Tuesday, July 17 , 2018, 11:49 pm | Fair 65º


Ken Williams: The Price of Glory

For many combat veterans, the horrors and pain of war don't lessen; they become part of their being

A Marine vet of the war in Afghanistan kills himself rather than face the future knowing his war memories are forever. The point of how long-term memories of the horror of war linger and fester was driven home to him when he looked about the rap group and saw Vietnam vets — he just wasn’t up to his life being ruled by his nightmarish memories.

Article Image
Ken Williams and his dog, Sampson. (Williams family photo)

Something went horribly wrong, as almost everything attached to war inevitably does. The mistake we make is trying to convince returning combat vets that it will be otherwise, that somehow the dreams and memories fade with time or at least lose their horror. They never do, and they never will.

Each combat veteran has his or her own memory of war, the particular incident or incidences that over time become woven into the fabric of their being, until they can no longer tell where one ends and the other begins. The bitter pain doesn’t lessen, but it does become familiar, and in an odd way natural — the memories and nightmares become who you are, and you them.

As time goes by, you find yourself retreating easily and often into that alternative world — one you share with no one else on this side of the divide. It’s a sacred space that you pretend with others you don’t retreat to on a daily — or, if lucky, only on a weekly basis — even decades later.

With time, the people you shared those particular moments with in war become your friends. Actually, they become your confidantes — family like, and you hold on dearly to them. They could be the other Marines on a hospital ship or the burned civilians you met but never shared a word with. But communication did happen. It flowed between you and them regardless of cultural and linguistic differences.

They could be the Marines you shared a fighting hole with while mortars embedded themselves into mother earth and shocked fear into you while shredding the air with jagged bits of death.
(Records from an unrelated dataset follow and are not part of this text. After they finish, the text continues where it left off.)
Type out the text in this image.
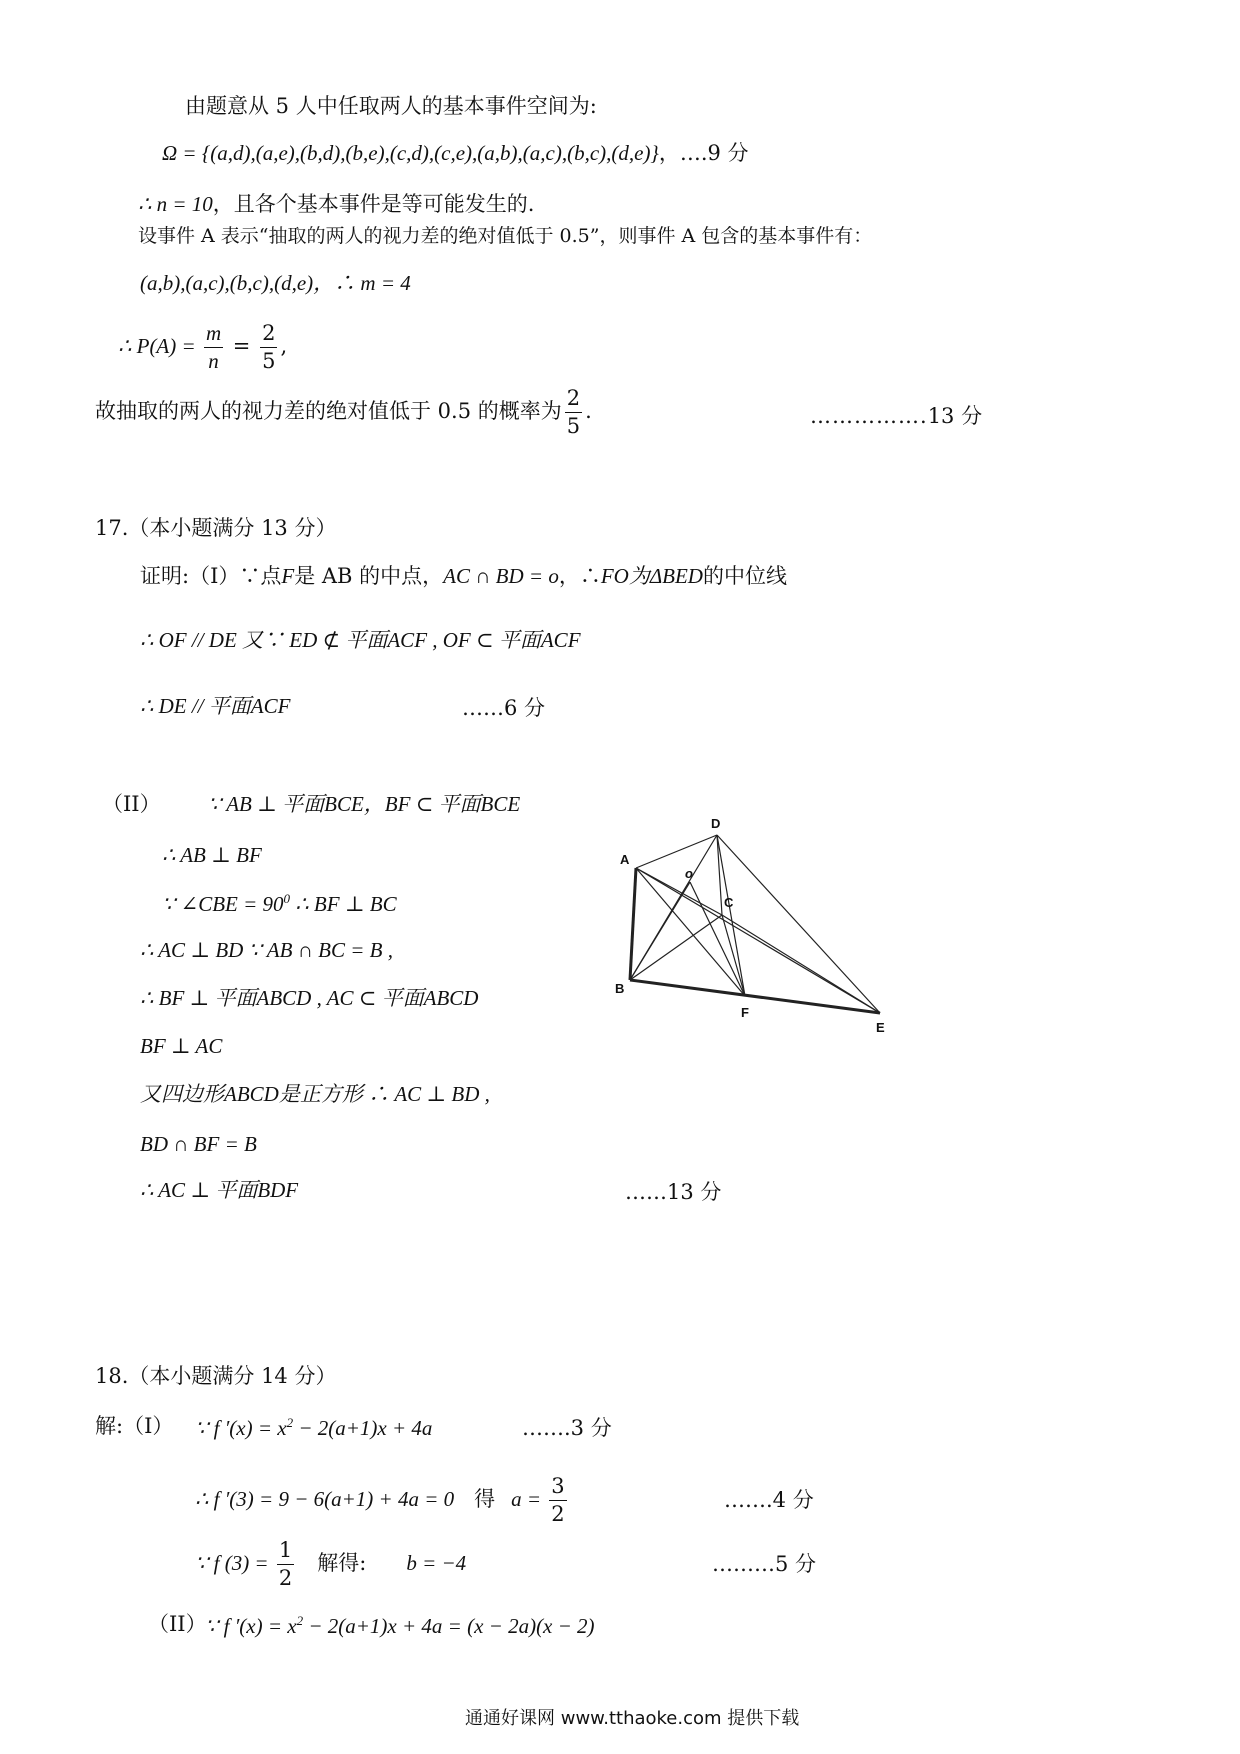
由题意从 5 人中任取两人的基本事件空间为:
Ω = {(a,d),(a,e),(b,d),(b,e),(c,d),(c,e),(a,b),(a,c),(b,c),(d,e)}，….9 分
∴ n = 10，且各个基本事件是等可能发生的.
设事件 A 表示“抽取的两人的视力差的绝对值低于 0.5”，则事件 A 包含的基本事件有：
(a,b),(a,c),(b,c),(d,e)，∴ m = 4
∴ $P(A) = \frac{m}{n} = \frac{2}{5}$ ,
故抽取的两人的视力差的绝对值低于 0.5 的概率为 $\frac{2}{5}$ .	…………….13 分
17.（本小题满分 13 分）
证明:（I）∵点F是 AB 的中点，AC ∩ BD = o，∴FO为ΔBED的中位线
∴ OF // DE 又∵ ED ⊄ 平面ACF , OF ⊂ 平面ACF
∴ DE // 平面ACF	……6 分
（II） ∵ AB ⊥ 平面BCE，BF ⊂ 平面BCE
∴ AB ⊥ BF
∵ ∠CBE = $90^0$ ∴ BF ⊥ BC
∴ AC ⊥ BD ∵ AB ∩ BC = B ,
∴ BF ⊥ 平面ABCD , AC ⊂ 平面ABCD
BF ⊥ AC
又四边形ABCD是正方形 ∴ AC ⊥ BD ,
BD ∩ BF = B
∴ AC ⊥ 平面BDF	……13 分
D
A
o
C
B
F
E
18.（本小题满分 14 分）
解:（I） ∵ f $'(x) = x^2 - 2(a+1)x + 4a$	…….3 分
∴ f ′(3) = 9 − 6(a+1) + 4a = 0 得 $a = \frac{3}{2}$	…….4 分
∵ f $(3) = \frac{1}{2}$ 解得: b = −4	………5 分
（II）
∵ f $'(x) = x^2 - 2(a+1)x + 4a = (x - 2a)(x - 2)$
通通好课网 www.tthaoke.com 提供下载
These comrades of the nether world didn’t even have to be alive at the time of the encounter. They could be the Marines on your ward who died a horrible death by malaria, or the sergeant killed in the ambush, the one you carried in a poncho with his arm dangling. You remember how death looked in his eyes, his fear and knowledge of death’s visit. You saw in his eyes the feeling of hopelessness when he realized there was nothing he could do about it.

Alive and dead, without a word spoken, you share consecrated space with all of them. It’s a time and place captured within your soul that is peppered with the sounds of death, both personal and impersonal: the terror in men’s voices, the hard quietness of the maimed, the cry of grown, combat-hardened men reduced to a child-like state. It is also the smells of napalm and white phosphorous, of wet decay and fear that populated the land then as it does that part of your mind now.

All terrible wounds that we inflicted on one another in the name of patriotism, nationalism or religion, but really it was simply driven by fear and hatred. A fear and hatred so primordial, so profoundly overwhelming and so evil that you find your tongue tied in knots and you stutter into silence when even trying to share its existence with those who haven’t experienced it.

Yet time and again you retreat to this place — a state of existence where part of you becomes alive and only there, that real estate of the mind that you have spent a lifetime building fences around. Alone, without the presence of others, it is only here that you can drop the pretenses that the war was left behind, that you have moved on. Here you accept the harsh reality that you never did and never will. It’s not a question of will power but of what is. You’ re accepted for who you are, with all falsehoods dropped. A part of them as they are of you — that place and time forever frozen within your soul.

At times, the knowledge, the fear and the seduction that with death your soul will be pulled back to then — to them — nags at your conscious. Just maybe the forever of purgatory is to be with them in that place. It’s the siren song of combat veterans — one that, with time, you find a small part of you welcomes. You have found acceptance, a place where you finally belong. The falsehoods can be dropped as the horror reclaims you, welcomes you — the real welcome home.

— Ken Williams has been a social worker for the homeless for the last 30 years. He is the author of China White and Shattered Dreams, A Story of the Streets.